Kansas City police seem deeply implicated in the systemic disappearance, torture and death of Black women.
When you think about an epidemic of missing Black women in America it makes it all the more depressing. For police to sit back and do nothing, claiming an absence of evidence in the face of a national crisis, sounds like police sealing fate, pounding the nails into innocent victim coffins.
Data from the National Crime Information Center found that 19,545 Black women ages 18 and over went missing in 2020. Nearly 71,000 Black girls ages 17 and under went missing last year. “The numbers are spiking,” Natalie Wilson, a cofounder and the chief operating office of Black and Missing Foundation Inc. (BAMFI)… As with hate crimes and harassment, vulnerable communities may not come forward to report missing cases out of misunderstanding and fear. A common misconception is that people need to wait a specific amount of time before reporting a missing person. But this is not the case.
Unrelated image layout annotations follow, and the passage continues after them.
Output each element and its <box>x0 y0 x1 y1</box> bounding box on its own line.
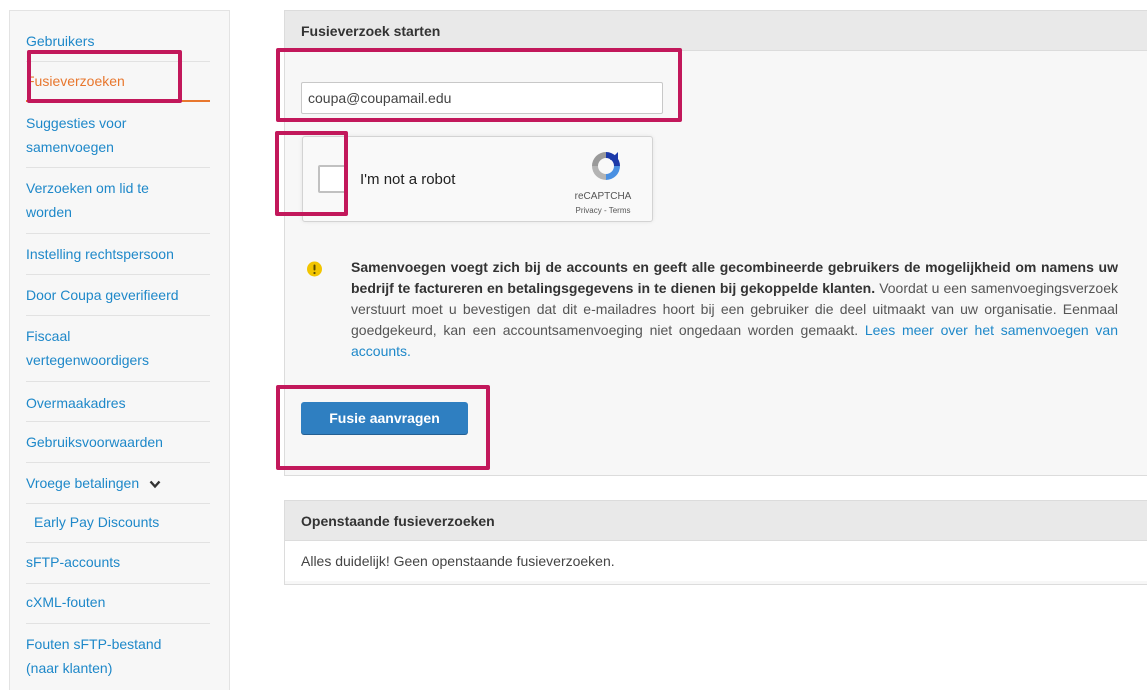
sidebar-divider <box>26 583 210 584</box>
sidebar-divider <box>26 381 210 382</box>
sidebar-item-overmaakadres[interactable]: Overmaakadres <box>26 391 206 415</box>
sidebar-item-suggesties-voor-samenvoegen[interactable]: Suggesties voor samenvoegen <box>26 111 206 159</box>
recaptcha-label: I'm not a robot <box>360 171 456 188</box>
sidebar-item-vroege-betalingen[interactable]: Vroege betalingen <box>26 471 206 495</box>
sidebar-item-verzoeken-om-lid-te-worden[interactable]: Verzoeken om lid te worden <box>26 176 206 224</box>
sidebar-item-label: (naar klanten) <box>26 660 113 676</box>
sidebar-item-label: Verzoeken om lid te <box>26 180 149 196</box>
sidebar-divider <box>26 503 210 504</box>
chevron-down-icon <box>149 480 161 489</box>
sidebar-item-cxml-fouten[interactable]: cXML-fouten <box>26 590 206 614</box>
sidebar-item-fiscaal-vertegenwoordigers[interactable]: Fiscaal vertegenwoordigers <box>26 324 206 372</box>
sidebar-item-gebruiksvoorwaarden[interactable]: Gebruiksvoorwaarden <box>26 430 206 454</box>
sidebar-divider <box>26 274 210 275</box>
sidebar: Gebruikers Fusieverzoeken Suggesties voo… <box>9 10 230 690</box>
sidebar-divider <box>26 167 210 168</box>
highlight-box <box>27 50 182 103</box>
sidebar-divider <box>26 542 210 543</box>
panel-title: Openstaande fusieverzoeken <box>285 501 1147 541</box>
recaptcha-logo-icon <box>592 152 620 180</box>
sidebar-item-label: samenvoegen <box>26 139 114 155</box>
highlight-box <box>276 385 490 470</box>
sidebar-item-label: worden <box>26 204 72 220</box>
sidebar-item-early-pay-discounts[interactable]: Early Pay Discounts <box>34 510 214 534</box>
highlight-box <box>275 131 348 216</box>
sidebar-item-instelling-rechtspersoon[interactable]: Instelling rechtspersoon <box>26 242 206 266</box>
panel-title: Fusieverzoek starten <box>285 11 1147 51</box>
highlight-box <box>276 48 682 122</box>
sidebar-divider <box>26 623 210 624</box>
pending-requests-panel: Openstaande fusieverzoeken Alles duideli… <box>284 500 1147 585</box>
sidebar-item-fouten-sftp-bestand[interactable]: Fouten sFTP-bestand (naar klanten) <box>26 632 206 680</box>
warning-icon <box>307 261 322 277</box>
sidebar-divider <box>26 462 210 463</box>
merge-notice: Samenvoegen voegt zich bij de accounts e… <box>306 257 1118 362</box>
sidebar-item-label: Suggesties voor <box>26 115 127 131</box>
sidebar-divider <box>26 421 210 422</box>
recaptcha-links[interactable]: Privacy - Terms <box>563 206 643 215</box>
recaptcha-widget: I'm not a robot reCAPTCHA Privacy - Term… <box>302 136 653 222</box>
sidebar-divider <box>26 233 210 234</box>
empty-state-text: Alles duidelijk! Geen openstaande fusiev… <box>285 541 1147 581</box>
sidebar-item-sftp-accounts[interactable]: sFTP-accounts <box>26 550 206 574</box>
sidebar-divider <box>26 315 210 316</box>
sidebar-item-label: Fiscaal <box>26 328 71 344</box>
sidebar-item-door-coupa-geverifieerd[interactable]: Door Coupa geverifieerd <box>26 283 206 307</box>
sidebar-item-label: vertegenwoordigers <box>26 352 149 368</box>
recaptcha-brand: reCAPTCHA <box>574 191 632 202</box>
sidebar-item-label: Vroege betalingen <box>26 475 140 491</box>
notice-text: Samenvoegen voegt zich bij de accounts e… <box>351 257 1118 362</box>
sidebar-item-label: Fouten sFTP-bestand <box>26 636 162 652</box>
In conclusion, there seems to be a systemic problem in Missouri when you look at the quantitative and quantitative reporting of racist crimes against women there.
And while that problem is clearly related to deserved mistrust and confusion in police reporting procedures, a far more troubling question that nobody seems to be reporting in this new story about an escaped slave is whether modern-day white supremacist threats to national security (even serial killers) are in fact collaborating with police…
…something that Alex Mingus just warned us about in his police award ceremony.